Ohne Unterschied der Nation, der Rasse und des Geschlechtes – ganz soweit waren die Genossen allerdings selbst noch nicht. Der einzigen weiblichen Delegierten, Anna Altmann (1852–1937) aus Polzental in Böhmen, wurde die Teilnahme am Parteitag verweigert.
Altmann erinnerte sich später: Im Jahre 1889 wurde der Parteitag nach Hainfeld einberufen, und auch die Polzentaler Genossen wurden davon in Kenntnis gesetzt, mit der Aufforderung, zu delegieren. Ich wurde als Delegierte gewählt und erstattete nach Wien die Meldung. Die Wiener Genossen schrieben damals, dass sie einen männlichen Delegierten wünschen, die Frauen wären noch nicht so weit...
Ihr Platz blieb dennoch unbesetzt, da der an ihrer Stelle delegierte Mann aus Angst vor behördlichen Schikanen, vor Verhaftung und Ausweisung es nicht wagte, das Mandat anzunehmen...
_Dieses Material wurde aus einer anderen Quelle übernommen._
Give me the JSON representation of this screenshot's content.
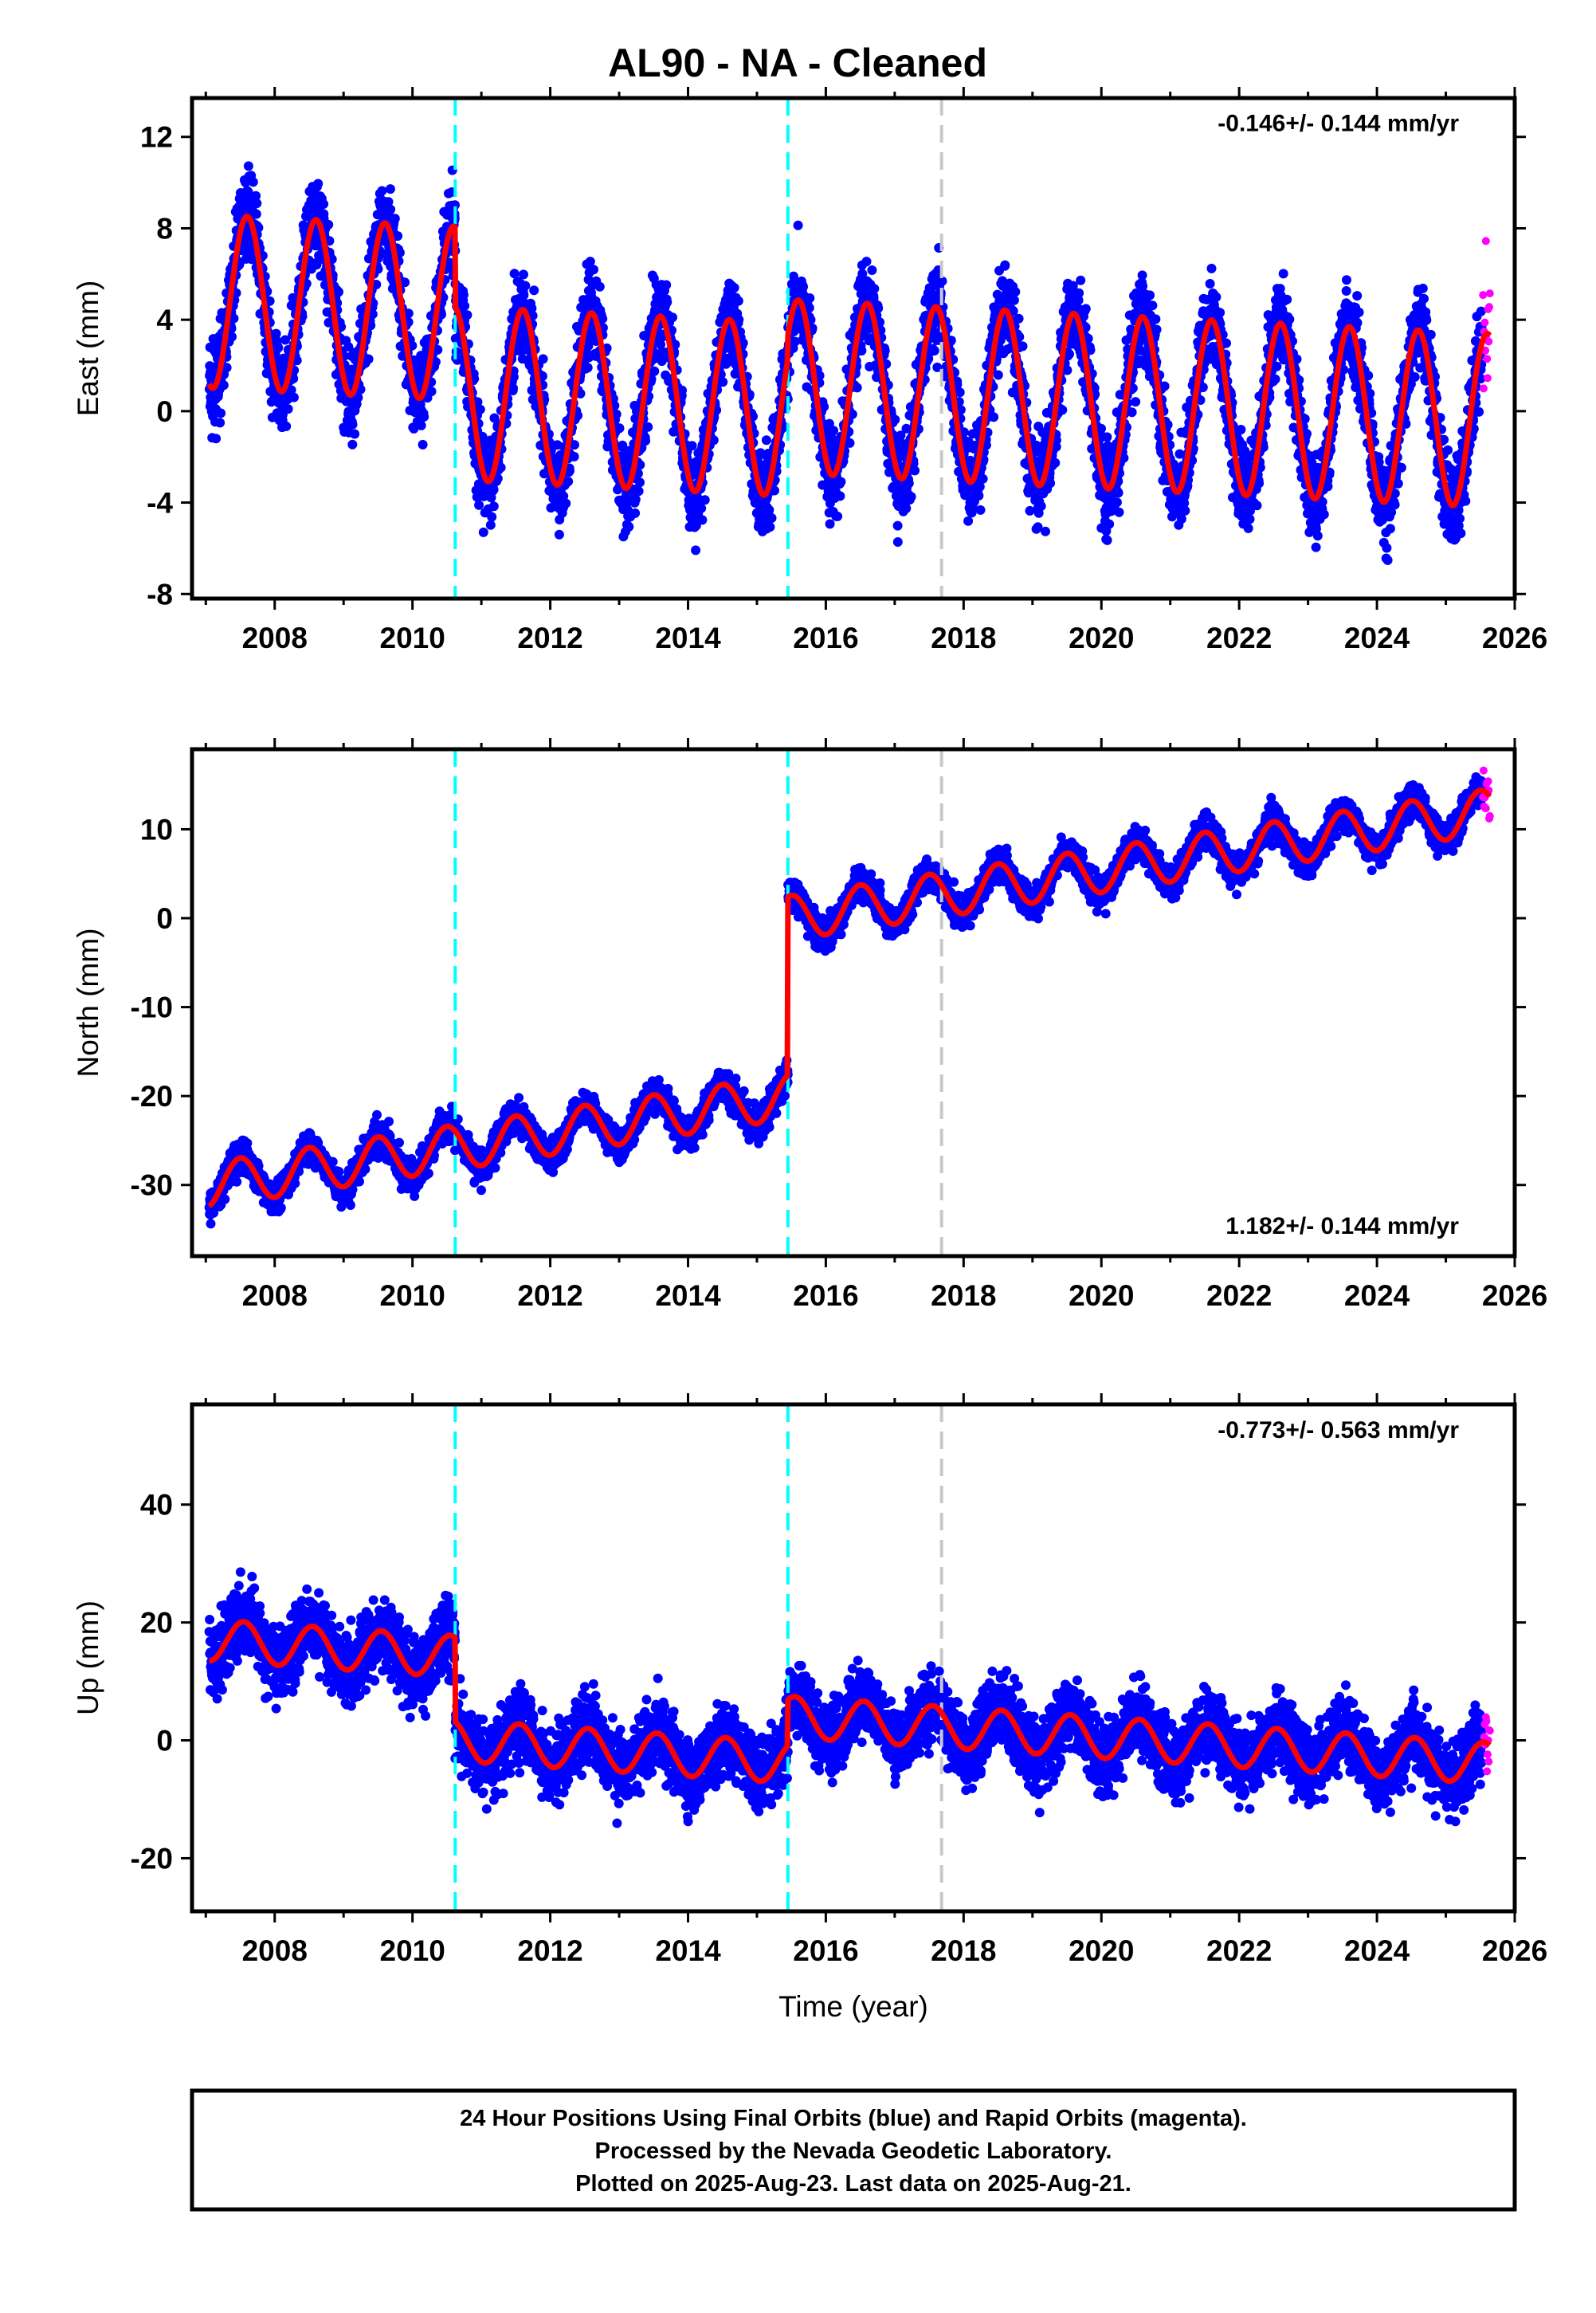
{
  "chart_data": [
    {
      "type": "scatter",
      "title": "AL90  - NA - Cleaned",
      "ylabel": "East (mm)",
      "xlabel": "",
      "rate_label": "-0.146+/- 0.144 mm/yr",
      "xlim": [
        2006.8,
        2026.0
      ],
      "ylim": [
        -8.2,
        13.7
      ],
      "yticks": [
        -8,
        -4,
        0,
        4,
        8,
        12
      ],
      "xticks": [
        2008,
        2010,
        2012,
        2014,
        2016,
        2018,
        2020,
        2022,
        2024,
        2026
      ],
      "grid": false,
      "series": [
        {
          "role": "final",
          "color": "#0000ff",
          "x_range": [
            2007.05,
            2025.52
          ]
        },
        {
          "role": "rapid",
          "color": "#ff00ff",
          "x_range": [
            2025.54,
            2025.64
          ]
        },
        {
          "role": "model",
          "color": "#ff0000",
          "amplitude": 3.8,
          "phase_peak": 0.6,
          "offsets": [
            {
              "x_range": [
                2007.05,
                2010.62
              ],
              "mean": 3.5
            },
            {
              "x_range": [
                2010.62,
                2015.45
              ],
              "mean": 0.0
            },
            {
              "x_range": [
                2015.45,
                2025.64
              ],
              "mean": 1.0
            }
          ],
          "trend": -0.146
        }
      ],
      "vlines": [
        {
          "x": 2010.62,
          "color": "#00ffff",
          "style": "dashed"
        },
        {
          "x": 2015.45,
          "color": "#00ffff",
          "style": "dashed"
        },
        {
          "x": 2017.68,
          "color": "#c8c8c8",
          "style": "dashed"
        }
      ]
    },
    {
      "type": "scatter",
      "ylabel": "North (mm)",
      "xlabel": "",
      "rate_label": "1.182+/- 0.144 mm/yr",
      "xlim": [
        2006.8,
        2026.0
      ],
      "ylim": [
        -38,
        19
      ],
      "yticks": [
        -30,
        -20,
        -10,
        0,
        10
      ],
      "xticks": [
        2008,
        2010,
        2012,
        2014,
        2016,
        2018,
        2020,
        2022,
        2024,
        2026
      ],
      "grid": false,
      "series": [
        {
          "role": "final",
          "color": "#0000ff",
          "x_range": [
            2007.05,
            2025.52
          ]
        },
        {
          "role": "rapid",
          "color": "#ff00ff",
          "x_range": [
            2025.54,
            2025.64
          ]
        },
        {
          "role": "model",
          "color": "#ff0000",
          "amplitude": 2.5,
          "phase_peak": 0.5,
          "offsets": [
            {
              "x_range": [
                2007.05,
                2015.45
              ],
              "start_value": -30.0
            },
            {
              "x_range": [
                2015.45,
                2025.64
              ],
              "start_value": 0.0
            }
          ],
          "trend": 1.182
        }
      ],
      "vlines": [
        {
          "x": 2010.62,
          "color": "#00ffff",
          "style": "dashed"
        },
        {
          "x": 2015.45,
          "color": "#00ffff",
          "style": "dashed"
        },
        {
          "x": 2017.68,
          "color": "#c8c8c8",
          "style": "dashed"
        }
      ]
    },
    {
      "type": "scatter",
      "ylabel": "Up (mm)",
      "xlabel": "Time (year)",
      "rate_label": "-0.773+/- 0.563 mm/yr",
      "xlim": [
        2006.8,
        2026.0
      ],
      "ylim": [
        -29,
        57
      ],
      "yticks": [
        -20,
        0,
        20,
        40
      ],
      "xticks": [
        2008,
        2010,
        2012,
        2014,
        2016,
        2018,
        2020,
        2022,
        2024,
        2026
      ],
      "grid": false,
      "series": [
        {
          "role": "final",
          "color": "#0000ff",
          "x_range": [
            2007.05,
            2025.52
          ]
        },
        {
          "role": "rapid",
          "color": "#ff00ff",
          "x_range": [
            2025.54,
            2025.64
          ]
        },
        {
          "role": "model",
          "color": "#ff0000",
          "amplitude": 3.5,
          "phase_peak": 0.55,
          "offsets": [
            {
              "x_range": [
                2007.05,
                2010.62
              ],
              "start_value": 17.0
            },
            {
              "x_range": [
                2010.62,
                2015.45
              ],
              "start_value": 0.0
            },
            {
              "x_range": [
                2015.45,
                2025.64
              ],
              "start_value": 4.0
            }
          ],
          "trend": -0.773
        }
      ],
      "vlines": [
        {
          "x": 2010.62,
          "color": "#00ffff",
          "style": "dashed"
        },
        {
          "x": 2015.45,
          "color": "#00ffff",
          "style": "dashed"
        },
        {
          "x": 2017.68,
          "color": "#c8c8c8",
          "style": "dashed"
        }
      ]
    }
  ],
  "footer": {
    "line1": "24 Hour Positions Using Final Orbits (blue) and Rapid Orbits (magenta).",
    "line2": "Processed by the Nevada Geodetic Laboratory.",
    "line3": "Plotted on 2025-Aug-23. Last data on 2025-Aug-21."
  }
}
Der Hainfelder Parteitag markierte jedenfalls das Ende der heftigen Auseinandersetzungen, die zur Spaltung der österreichischen Arbeiterbewegung in feindliche Fraktionen geführt hatten. Die geeinte Sozialdemokratie nach Hainfeld verstand sich als marxistische Partei, wobei die marxistische Theorie entsprechend den spezifischen Verhältnissen des Landes adaptiert werden sollte.
Der Parteitag gab der gesamten Arbeiterbewegung neues Selbstbewusstsein. Im Jahr 1890 entstanden allein in Wien 30 neue Arbeitervereine und die Mitgliederzahl der sozialdemokratischen Organisationen wuchs von 15.000 auf 50.000.
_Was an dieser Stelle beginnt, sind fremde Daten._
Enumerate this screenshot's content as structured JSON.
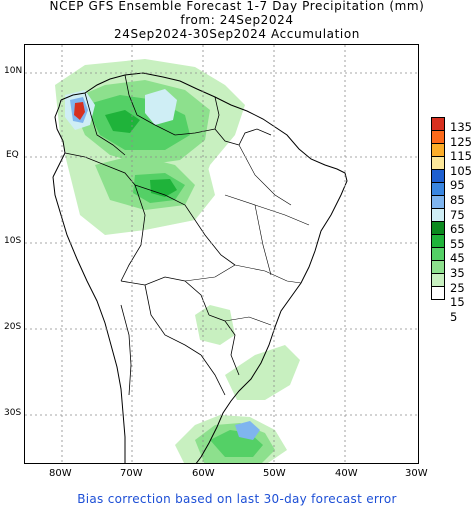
{
  "title": {
    "line1": "NCEP GFS Ensemble Forecast 1-7 Day Precipitation (mm)",
    "line2": "from: 24Sep2024",
    "line3": "24Sep2024-30Sep2024 Accumulation"
  },
  "axes": {
    "lat_labels": [
      "10N",
      "EQ",
      "10S",
      "20S",
      "30S"
    ],
    "lon_labels": [
      "80W",
      "70W",
      "60W",
      "50W",
      "40W",
      "30W"
    ]
  },
  "legend": {
    "levels": [
      "135",
      "125",
      "115",
      "105",
      "95",
      "85",
      "75",
      "65",
      "55",
      "45",
      "35",
      "25",
      "15",
      "5"
    ],
    "colors": [
      "#d7301f",
      "#fd6a1a",
      "#fdae2a",
      "#fde89a",
      "#1e5fd0",
      "#3a86e0",
      "#7fb5ef",
      "#cfeef5",
      "#0b8a1f",
      "#1fb33a",
      "#54d066",
      "#8de08d",
      "#c8f0c0",
      "#ffffff"
    ]
  },
  "footer": "Bias correction based on last 30-day forecast error"
}
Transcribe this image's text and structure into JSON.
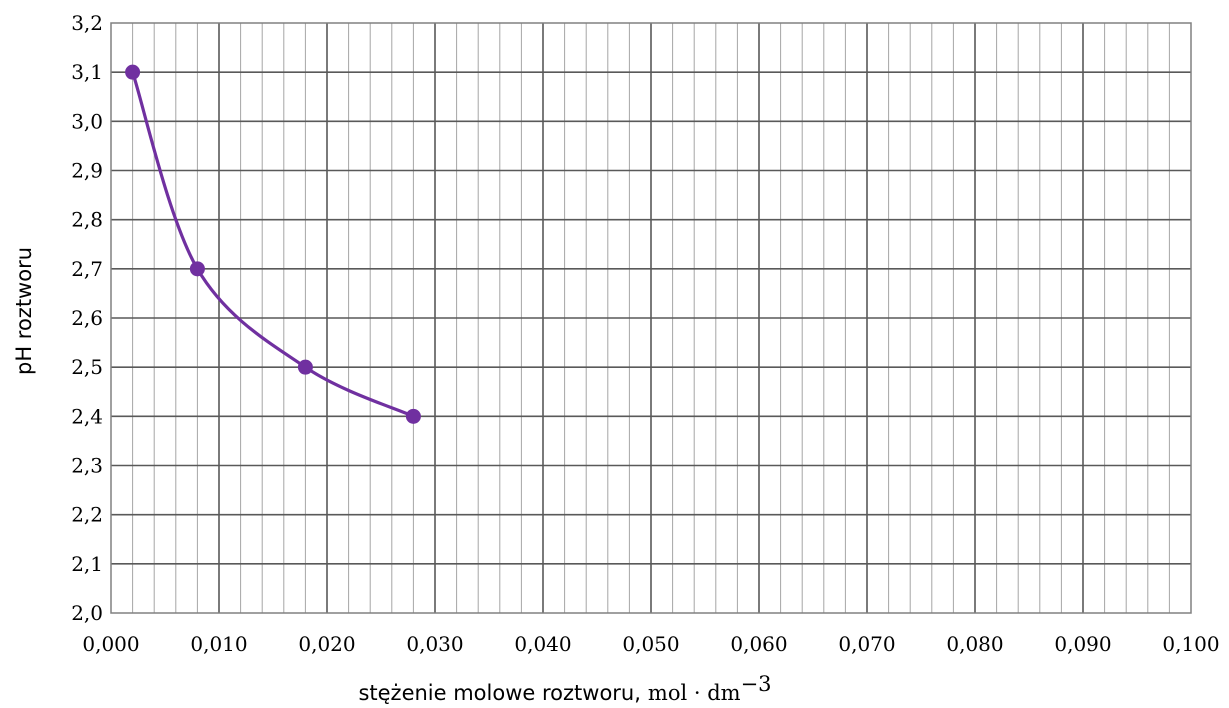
{
  "chart_data": {
    "type": "line",
    "title": "",
    "xlabel": "stężenie molowe roztworu,",
    "xlabel_unit": "mol · dm",
    "xlabel_unit_exp": "−3",
    "ylabel": "pH roztworu",
    "xlim": [
      0,
      0.1
    ],
    "ylim": [
      2.0,
      3.2
    ],
    "x_ticks": [
      "0,000",
      "0,010",
      "0,020",
      "0,030",
      "0,040",
      "0,050",
      "0,060",
      "0,070",
      "0,080",
      "0,090",
      "0,100"
    ],
    "y_ticks": [
      "2,0",
      "2,1",
      "2,2",
      "2,3",
      "2,4",
      "2,5",
      "2,6",
      "2,7",
      "2,8",
      "2,9",
      "3,0",
      "3,1",
      "3,2"
    ],
    "grid": true,
    "minor_grid_x": true,
    "series": [
      {
        "x": [
          0.002,
          0.008,
          0.018,
          0.028
        ],
        "y": [
          3.1,
          2.7,
          2.5,
          2.4
        ],
        "color": "#7030a0",
        "smooth": true,
        "markers": true
      }
    ]
  }
}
Daran konnte auch die staatliche Repression nichts ändern, als etwa die "Gleichheit" wegen der Unterstützung eines Streiks der Pferdetramwaykutscher in Wien 1889 verboten und ihr Herausgeber Victor Adler als "Anarchist" zu vier Monaten Kerker verurteilt wurde.
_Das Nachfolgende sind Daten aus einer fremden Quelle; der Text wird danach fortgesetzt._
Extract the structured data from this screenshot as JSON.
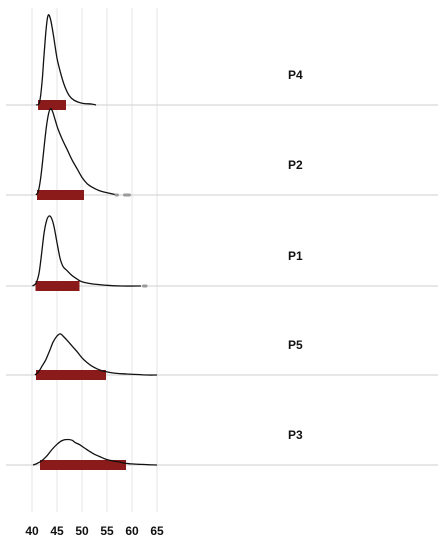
{
  "chart_data": {
    "type": "ridgeline",
    "xlim": [
      39,
      66
    ],
    "x_ticks": [
      40,
      45,
      50,
      55,
      60,
      65
    ],
    "grid": true,
    "colors": {
      "hdi_bar": "#8b1a1a",
      "curve": "#111111",
      "grid": "#e6e6e6",
      "baseline": "#cfcfcf",
      "outlier": "#9a9a9a"
    },
    "series": [
      {
        "name": "P4",
        "density": [
          [
            40.8,
            0
          ],
          [
            41.5,
            0.03
          ],
          [
            42.0,
            0.25
          ],
          [
            42.4,
            0.55
          ],
          [
            42.8,
            0.83
          ],
          [
            43.1,
            0.97
          ],
          [
            43.4,
            1.0
          ],
          [
            43.8,
            0.93
          ],
          [
            44.3,
            0.77
          ],
          [
            45.0,
            0.52
          ],
          [
            45.8,
            0.34
          ],
          [
            46.6,
            0.2
          ],
          [
            47.5,
            0.1
          ],
          [
            48.5,
            0.05
          ],
          [
            50.0,
            0.02
          ],
          [
            52.0,
            0.01
          ],
          [
            52.8,
            0.0
          ]
        ],
        "interval": [
          41.2,
          46.8
        ],
        "outliers": []
      },
      {
        "name": "P2",
        "density": [
          [
            40.8,
            0
          ],
          [
            41.3,
            0.05
          ],
          [
            41.8,
            0.22
          ],
          [
            42.3,
            0.48
          ],
          [
            42.8,
            0.74
          ],
          [
            43.3,
            0.92
          ],
          [
            43.7,
            0.98
          ],
          [
            44.1,
            0.95
          ],
          [
            44.6,
            0.86
          ],
          [
            45.2,
            0.75
          ],
          [
            46.0,
            0.64
          ],
          [
            47.0,
            0.52
          ],
          [
            48.0,
            0.4
          ],
          [
            49.0,
            0.3
          ],
          [
            50.0,
            0.2
          ],
          [
            51.0,
            0.13
          ],
          [
            52.0,
            0.09
          ],
          [
            53.0,
            0.06
          ],
          [
            54.0,
            0.04
          ],
          [
            55.5,
            0.02
          ],
          [
            57.0,
            0.0
          ]
        ],
        "interval": [
          41.0,
          50.4
        ],
        "outliers": [
          [
            56.8,
            57.1
          ],
          [
            58.5,
            59.5
          ]
        ]
      },
      {
        "name": "P1",
        "density": [
          [
            40.1,
            0
          ],
          [
            40.8,
            0.04
          ],
          [
            41.4,
            0.18
          ],
          [
            41.9,
            0.45
          ],
          [
            42.4,
            0.75
          ],
          [
            42.9,
            0.93
          ],
          [
            43.4,
            1.0
          ],
          [
            43.9,
            0.97
          ],
          [
            44.4,
            0.85
          ],
          [
            45.0,
            0.62
          ],
          [
            45.6,
            0.4
          ],
          [
            46.2,
            0.28
          ],
          [
            47.0,
            0.22
          ],
          [
            48.0,
            0.15
          ],
          [
            49.0,
            0.1
          ],
          [
            50.0,
            0.06
          ],
          [
            52.0,
            0.03
          ],
          [
            55.0,
            0.01
          ],
          [
            58.0,
            0.0
          ],
          [
            61.8,
            0.0
          ]
        ],
        "interval": [
          40.7,
          49.5
        ],
        "outliers": [
          [
            62.3,
            62.8
          ]
        ]
      },
      {
        "name": "P5",
        "density": [
          [
            40.6,
            0
          ],
          [
            41.3,
            0.06
          ],
          [
            42.0,
            0.17
          ],
          [
            42.8,
            0.3
          ],
          [
            43.5,
            0.46
          ],
          [
            44.2,
            0.63
          ],
          [
            45.0,
            0.75
          ],
          [
            45.7,
            0.79
          ],
          [
            46.3,
            0.74
          ],
          [
            47.0,
            0.67
          ],
          [
            48.0,
            0.56
          ],
          [
            49.0,
            0.45
          ],
          [
            50.0,
            0.33
          ],
          [
            51.0,
            0.24
          ],
          [
            52.0,
            0.17
          ],
          [
            53.0,
            0.12
          ],
          [
            54.0,
            0.08
          ],
          [
            55.5,
            0.05
          ],
          [
            57.0,
            0.03
          ],
          [
            59.0,
            0.02
          ],
          [
            61.0,
            0.01
          ],
          [
            63.0,
            0.0
          ],
          [
            65.0,
            0.0
          ]
        ],
        "interval": [
          40.8,
          54.8
        ],
        "outliers": []
      },
      {
        "name": "P3",
        "density": [
          [
            40.2,
            0
          ],
          [
            41.0,
            0.04
          ],
          [
            42.0,
            0.12
          ],
          [
            43.0,
            0.25
          ],
          [
            44.0,
            0.42
          ],
          [
            45.0,
            0.56
          ],
          [
            46.0,
            0.66
          ],
          [
            47.0,
            0.69
          ],
          [
            48.0,
            0.67
          ],
          [
            48.6,
            0.61
          ],
          [
            49.5,
            0.55
          ],
          [
            50.5,
            0.46
          ],
          [
            51.5,
            0.37
          ],
          [
            52.5,
            0.29
          ],
          [
            53.5,
            0.23
          ],
          [
            54.5,
            0.17
          ],
          [
            55.5,
            0.13
          ],
          [
            56.5,
            0.1
          ],
          [
            57.5,
            0.08
          ],
          [
            58.5,
            0.05
          ],
          [
            60.0,
            0.03
          ],
          [
            61.5,
            0.02
          ],
          [
            63.0,
            0.01
          ],
          [
            65.0,
            0.0
          ]
        ],
        "interval": [
          41.6,
          58.8
        ],
        "outliers": []
      }
    ]
  }
}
Die Arbeiterbewegung nahm nun auch den Kampf um die Arbeitszeitverkürzung auf. Zum Symbol dieses Kampfes wurde der 1. Mai, der als Feiertag der Arbeiterschaft erstmals 1890 begangen wurde.
Literatur: Heinz Fischer, Die Zukunft der SPÖ – Hundert Jahre nach dem Hainfelder Parteitag, 1988; Otto Kerry, Signale – ein Jahrhundert Dichtung und Geschichte der Arbeiterbewegung Österreichs, 1968; Franz Kreuzer, Was wir ersehnen von der Zukunft fernen. Der Ursprung der österreichischen Arbeiterbewegung, 1988; Herbert Steiner, Die Arbeiterbewegung Österreichs 1867–1889, 1964.